On the subject of health care costs, there is some good news.  The Legislature has passed a bill to allow telemedicine, which is direct-to- consumer healthcare starting on June 1.  Texas was one of only 2 states that didn’t allow it.   That bill is on its way to Gov. Abbott.

And, there are several digital education bills supported by the Texas technology industry to modernize how we train our kids.  They would allow our students access to the technology they use outside the classroom.   These bills are still pending but championed by Sen. Larry Taylor and supported by Lt. Gov. Dan Patrick so the outlook is good.

If the budget isn’t settled by May 29, Governor Greg Abbott will have to keep them in special session.  Those sessions run for 30 days at a time and the Governor solely controls that agenda.

There’s also speculation that the Governor could call them back if they don’t settle on a long-term solution to fund public schools; the current system is commonly referred to as “Robin Hood” and seems to work for just about nobody.

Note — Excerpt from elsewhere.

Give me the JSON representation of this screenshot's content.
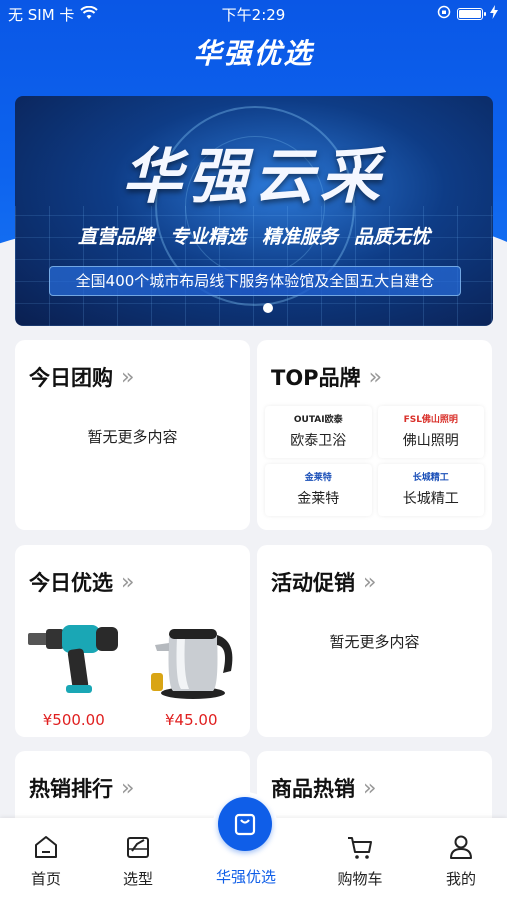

It’s been an interesting and some would say dramatic session, particularly in the Texas House.  As an example, University of Texas Exes are rallying to stop a bill that would take several hundred acres of land donated by a prominent alumnus, Col. George Brackenridge, in the 1900’s and give it to the Texas Parks and Wildlife Department.  UT calls it a land grab that could put a chill on future donations.   It would be interesting to see how Gov. Abbott, a Longhorn, would view that bill if it reaches his desk.

So, if you’re looking for free entertainment these next 2 weeks, stop by the Texas State Capitol.   It will not be dull.